FDM, QA Talent and Sparta Global, which recruit, train and supply thousands of workers to organisations such as HSBC and government departments, previously issued contracts that left employees on the hook for thousands of pounds in training costs if they quit before the close of their initial two-year contracts.

But after pressure from campaigners, FDM and Sparta said no one will be liable to pay the fees while QA Talent said they would only apply in exceptional circumstances.

The decision frees potentially thousands of employees from the threat of fines if they leave their roles, bringing a tentative end to what campaigners have called a “scandal” in graduate recruitment.

However several other companies known to charge fees, including Kubrick Group which places recruits with AstraZeneca, have not indicated any change in policy.

Kubrick said it assessed individual circumstances before deciding whether to ask recruits to pay a “portion of costs” if they left. AstraZeneca declined to comment.

Tanya de Grunwald, who spearheaded a campaign against exit fees, said in the last four years she had heard from “hundreds of graduates trapped by exit fees, in jobs they hate”.

Companies such as FDM operate a “recruit, train, deploy” model, hiring young graduates, or career-changers, training them in in-demand skills areas such as technology, and placing them in large companies as consultants.

FDM says it plugs skills gaps for employers while offering trainees a route into a lucrative career. However, they have been criticised for “exit fee” clauses in contracts, which mean new hires were liable to reimburse some training costs if they left within their two-year contracts.

In a petition signed by more than 6,000 people and calling on the government to take action on exit fees, one FDM employee said they were “not free to leave” without paying the fees.

FDM disputed some of the details of the petition, and said it had not pursued graduates for fees for several years.

De Grunwald said exit fees had had a debilitating effect on graduate mental health. “This was always about fear, and making the graduates believe they were trapped,” she said.

In correspondence seen by the Financial Times, FDM on Tuesday wrote to graduates stating that all consultants joining from April 1 had signed new contracts that no longer allowed FDM to “request a contribution” towards training costs if they left within two years.

It said that contracts issued before April allowed FDM to demand reimbursement, but that no payments had been made “for several years”.

“The opportunity to join FDM and become an IT professional continues to attract record applications,” the recruiter said in a statement. “We have been evolving the way we work with our employees for some years now and changing the way we work.”
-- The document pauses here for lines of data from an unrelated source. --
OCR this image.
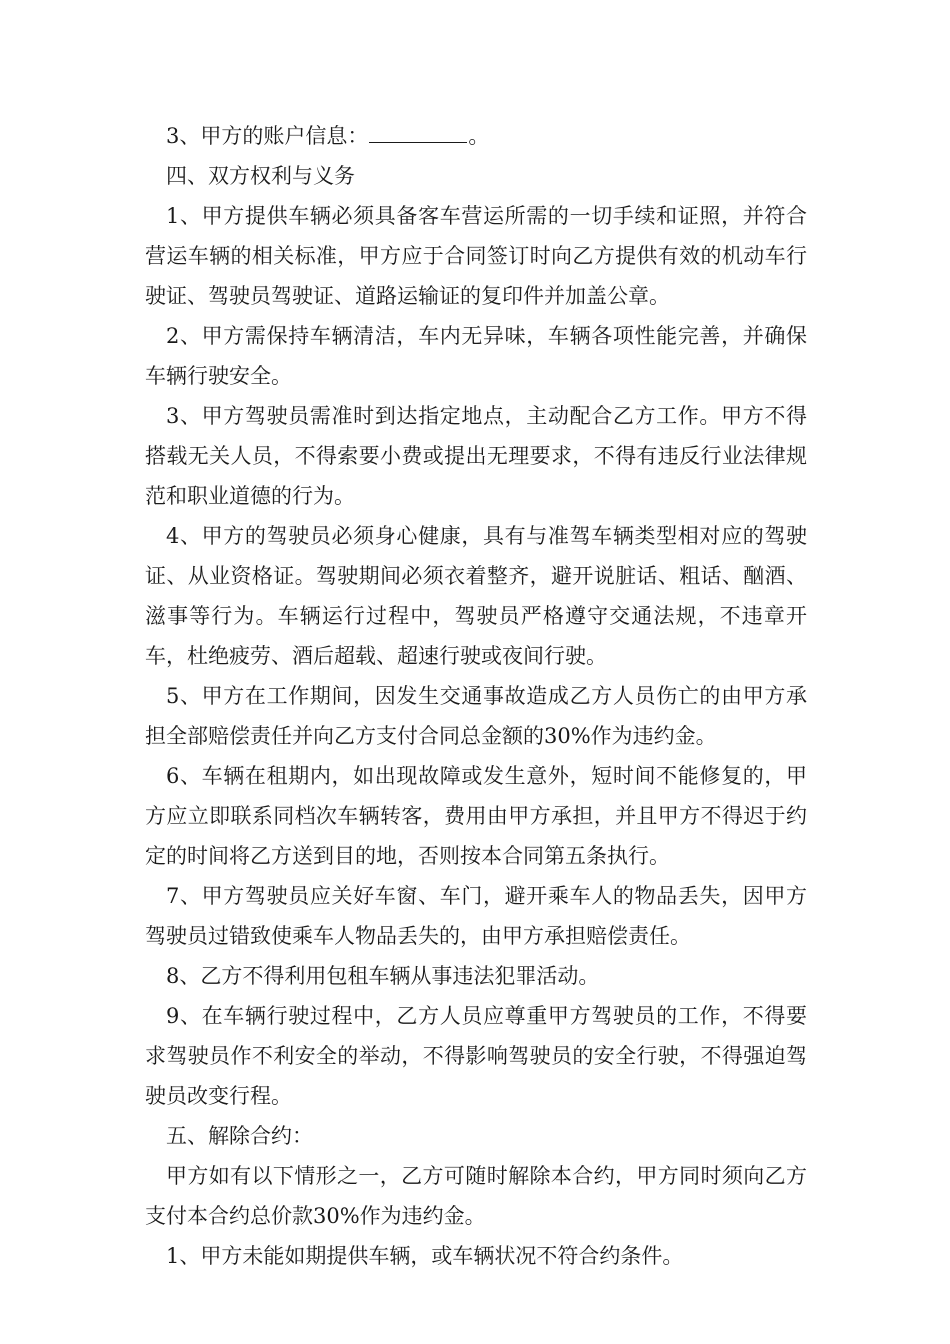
3、甲方的账户信息：	。

四、双方权利与义务

1、甲方提供车辆必须具备客车营运所需的一切手续和证照，并符合营运车辆的相关标准，甲方应于合同签订时向乙方提供有效的机动车行驶证、驾驶员驾驶证、道路运输证的复印件并加盖公章。

2、甲方需保持车辆清洁，车内无异味，车辆各项性能完善，并确保车辆行驶安全。

3、甲方驾驶员需准时到达指定地点，主动配合乙方工作。甲方不得搭载无关人员，不得索要小费或提出无理要求，不得有违反行业法律规范和职业道德的行为。

4、甲方的驾驶员必须身心健康，具有与准驾车辆类型相对应的驾驶证、从业资格证。驾驶期间必须衣着整齐，避开说脏话、粗话、酗酒、滋事等行为。车辆运行过程中，驾驶员严格遵守交通法规，不违章开车，杜绝疲劳、酒后超载、超速行驶或夜间行驶。

5、甲方在工作期间，因发生交通事故造成乙方人员伤亡的由甲方承担全部赔偿责任并向乙方支付合同总金额的30%作为违约金。

6、车辆在租期内，如出现故障或发生意外，短时间不能修复的，甲方应立即联系同档次车辆转客，费用由甲方承担，并且甲方不得迟于约定的时间将乙方送到目的地，否则按本合同第五条执行。

7、甲方驾驶员应关好车窗、车门，避开乘车人的物品丢失，因甲方驾驶员过错致使乘车人物品丢失的，由甲方承担赔偿责任。

8、乙方不得利用包租车辆从事违法犯罪活动。

9、在车辆行驶过程中，乙方人员应尊重甲方驾驶员的工作，不得要求驾驶员作不利安全的举动，不得影响驾驶员的安全行驶，不得强迫驾驶员改变行程。

五、解除合约：

甲方如有以下情形之一，乙方可随时解除本合约，甲方同时须向乙方支付本合约总价款30%作为违约金。

1、甲方未能如期提供车辆，或车辆状况不符合约条件。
Sparta confirmed former and current employees were no longer bound to pay exit fees and had been clearly informed they would no longer be enforced.
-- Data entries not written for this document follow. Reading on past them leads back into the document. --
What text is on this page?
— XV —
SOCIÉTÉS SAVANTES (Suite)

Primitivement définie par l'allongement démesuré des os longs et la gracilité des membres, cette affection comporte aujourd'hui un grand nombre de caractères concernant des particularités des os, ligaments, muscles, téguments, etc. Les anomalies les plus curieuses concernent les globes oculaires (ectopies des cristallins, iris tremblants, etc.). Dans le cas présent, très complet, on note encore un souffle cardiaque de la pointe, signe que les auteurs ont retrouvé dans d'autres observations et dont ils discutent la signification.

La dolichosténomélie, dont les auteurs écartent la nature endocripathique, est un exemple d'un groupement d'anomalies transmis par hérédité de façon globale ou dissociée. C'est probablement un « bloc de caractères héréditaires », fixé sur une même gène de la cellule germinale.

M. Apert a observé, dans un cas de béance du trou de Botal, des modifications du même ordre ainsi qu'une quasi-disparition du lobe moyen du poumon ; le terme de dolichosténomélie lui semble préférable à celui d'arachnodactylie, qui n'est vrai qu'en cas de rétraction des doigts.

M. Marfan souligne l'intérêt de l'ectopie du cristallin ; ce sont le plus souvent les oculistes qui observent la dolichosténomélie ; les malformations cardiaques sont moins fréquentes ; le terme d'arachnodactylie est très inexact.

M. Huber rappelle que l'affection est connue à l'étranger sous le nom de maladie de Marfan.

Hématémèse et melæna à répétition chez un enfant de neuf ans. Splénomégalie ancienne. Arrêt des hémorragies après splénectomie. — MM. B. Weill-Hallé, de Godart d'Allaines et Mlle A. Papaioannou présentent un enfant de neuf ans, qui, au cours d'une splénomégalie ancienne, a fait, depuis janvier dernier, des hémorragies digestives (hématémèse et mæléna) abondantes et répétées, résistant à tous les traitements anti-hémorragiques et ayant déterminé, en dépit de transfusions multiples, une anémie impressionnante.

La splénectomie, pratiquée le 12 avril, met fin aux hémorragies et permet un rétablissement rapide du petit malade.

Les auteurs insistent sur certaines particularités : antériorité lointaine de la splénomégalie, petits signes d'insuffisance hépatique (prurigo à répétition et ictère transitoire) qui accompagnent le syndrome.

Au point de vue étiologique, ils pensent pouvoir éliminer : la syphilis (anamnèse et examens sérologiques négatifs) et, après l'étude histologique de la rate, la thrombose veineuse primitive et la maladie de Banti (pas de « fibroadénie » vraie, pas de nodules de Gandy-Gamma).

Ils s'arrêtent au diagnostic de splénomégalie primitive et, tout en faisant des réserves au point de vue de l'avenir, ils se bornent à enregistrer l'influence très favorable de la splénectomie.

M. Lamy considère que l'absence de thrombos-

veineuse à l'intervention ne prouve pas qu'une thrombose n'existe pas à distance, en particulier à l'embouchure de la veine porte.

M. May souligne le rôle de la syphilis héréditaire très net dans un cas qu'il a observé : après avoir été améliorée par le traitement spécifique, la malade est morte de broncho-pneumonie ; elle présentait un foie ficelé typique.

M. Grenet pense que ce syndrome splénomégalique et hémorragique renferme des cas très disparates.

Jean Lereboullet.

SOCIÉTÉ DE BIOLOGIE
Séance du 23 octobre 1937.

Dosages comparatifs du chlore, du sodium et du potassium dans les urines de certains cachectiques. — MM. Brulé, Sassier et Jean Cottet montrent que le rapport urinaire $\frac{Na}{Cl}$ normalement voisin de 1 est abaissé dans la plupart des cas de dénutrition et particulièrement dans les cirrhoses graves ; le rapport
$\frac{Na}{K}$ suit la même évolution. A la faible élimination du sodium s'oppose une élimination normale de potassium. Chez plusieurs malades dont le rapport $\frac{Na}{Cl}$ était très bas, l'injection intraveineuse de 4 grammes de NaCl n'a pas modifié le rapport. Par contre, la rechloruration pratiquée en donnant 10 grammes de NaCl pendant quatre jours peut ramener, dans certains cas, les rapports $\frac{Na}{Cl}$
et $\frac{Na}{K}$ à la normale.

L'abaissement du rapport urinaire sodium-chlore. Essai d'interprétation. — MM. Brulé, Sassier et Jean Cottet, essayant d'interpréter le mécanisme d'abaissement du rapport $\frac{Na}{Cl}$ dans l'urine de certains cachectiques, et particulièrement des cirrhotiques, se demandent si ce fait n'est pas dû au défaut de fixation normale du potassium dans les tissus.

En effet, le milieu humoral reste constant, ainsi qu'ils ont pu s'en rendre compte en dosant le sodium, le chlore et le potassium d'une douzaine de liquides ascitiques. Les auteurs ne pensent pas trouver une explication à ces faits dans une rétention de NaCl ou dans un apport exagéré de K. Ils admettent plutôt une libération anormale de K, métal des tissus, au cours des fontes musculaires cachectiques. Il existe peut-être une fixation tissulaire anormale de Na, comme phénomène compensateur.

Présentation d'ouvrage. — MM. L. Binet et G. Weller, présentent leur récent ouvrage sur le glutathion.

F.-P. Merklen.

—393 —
“The removal of exit fees is just one part of Sparta Global’s evolution into a social impact business that wishes to remove all perceived barriers to entry for individuals looking to work in tech,” it said.
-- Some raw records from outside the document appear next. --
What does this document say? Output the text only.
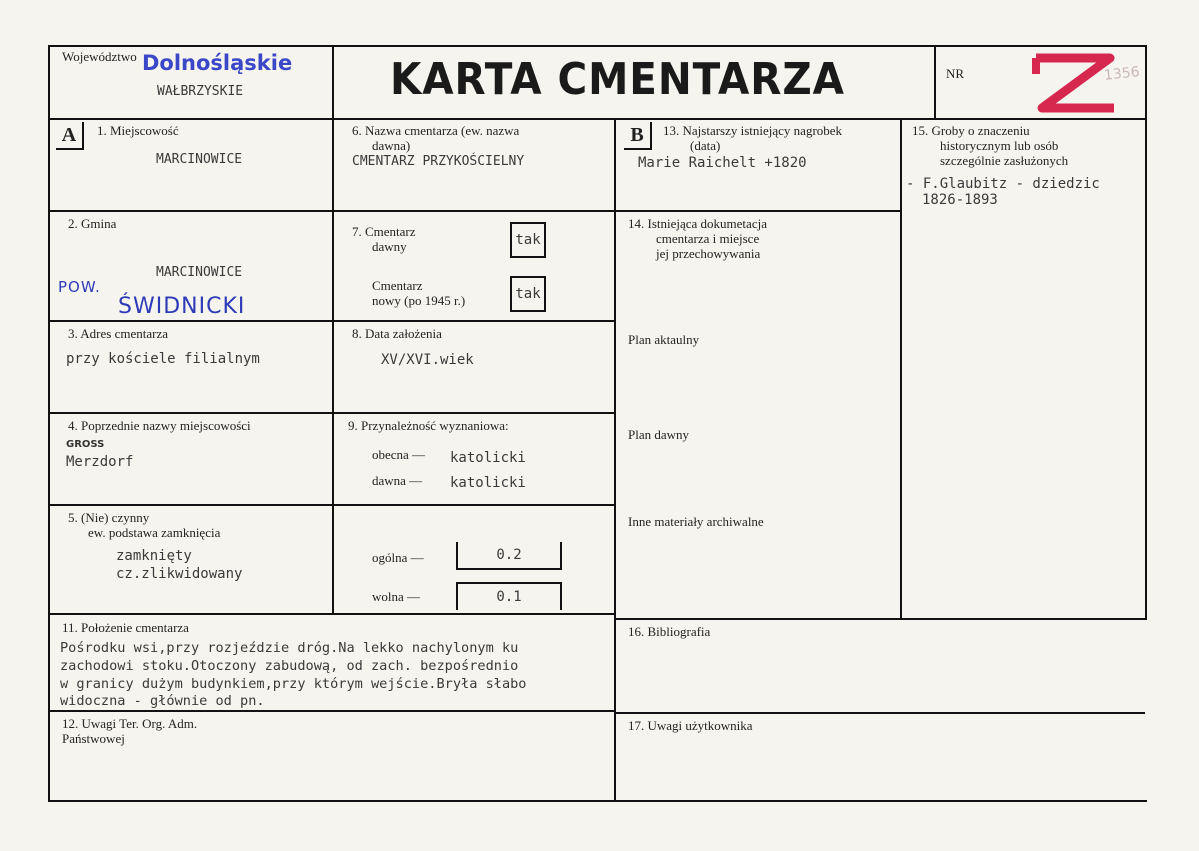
Województwo Dolnośląskie
WAŁBRZYSKIE	KARTA CMENTARZA	NR	1356
A	1. Miejscowość
MARCINOWICE
2. Gmina
MARCINOWICE
POW.
ŚWIDNICKI
3. Adres cmentarza
przy kościele filialnym
4. Poprzednie nazwy miejscowości
GROSS
Merzdorf
5. (Nie) czynny
ew. podstawa zamknięcia
zamknięty
cz.zlikwidowany
6. Nazwa cmentarza (ew. nazwa
dawna)
CMENTARZ PRZYKOŚCIELNY
7. Cmentarz
dawny	tak
Cmentarz
nowy (po 1945 r.)	tak
8. Data założenia
XV/XVI.wiek
9. Przynależność wyznaniowa:
obecna — katolicki
dawna — katolicki
ogólna —	0.2
wolna —	0.1
B	13. Najstarszy istniejący nagrobek
(data)
Marie Raichelt +1820
14. Istniejąca dokumetacja
cmentarza i miejsce
jej przechowywania
Plan aktaulny
Plan dawny
Inne materiały archiwalne
15. Groby o znaczeniu
historycznym lub osób
szczególnie zasłużonych
- F.Glaubitz - dziedzic
1826-1893
11. Położenie cmentarza
Pośrodku wsi,przy rozjeździe dróg.Na lekko nachylonym ku
zachodowi stoku.Otoczony zabudową, od zach. bezpośrednio
w granicy dużym budynkiem,przy którym wejście.Bryła słabo
widoczna - głównie od pn.
12. Uwagi Ter. Org. Adm.
Państwowej
16. Bibliografia
17. Uwagi użytkownika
QA Talent in March wrote in a blog that it was “no longer charging repayment exit fees . . . except in exceptional circumstances”.

De Grunwald said more needed to be done to improve oversight given that so many managers had “turned a blind eye” to exit fees.

“Big companies need better ways to scrutinise and dump bad suppliers,” she said. “They accept responsibility for international partners — yet ignored a scandal right under their noses here in the UK.”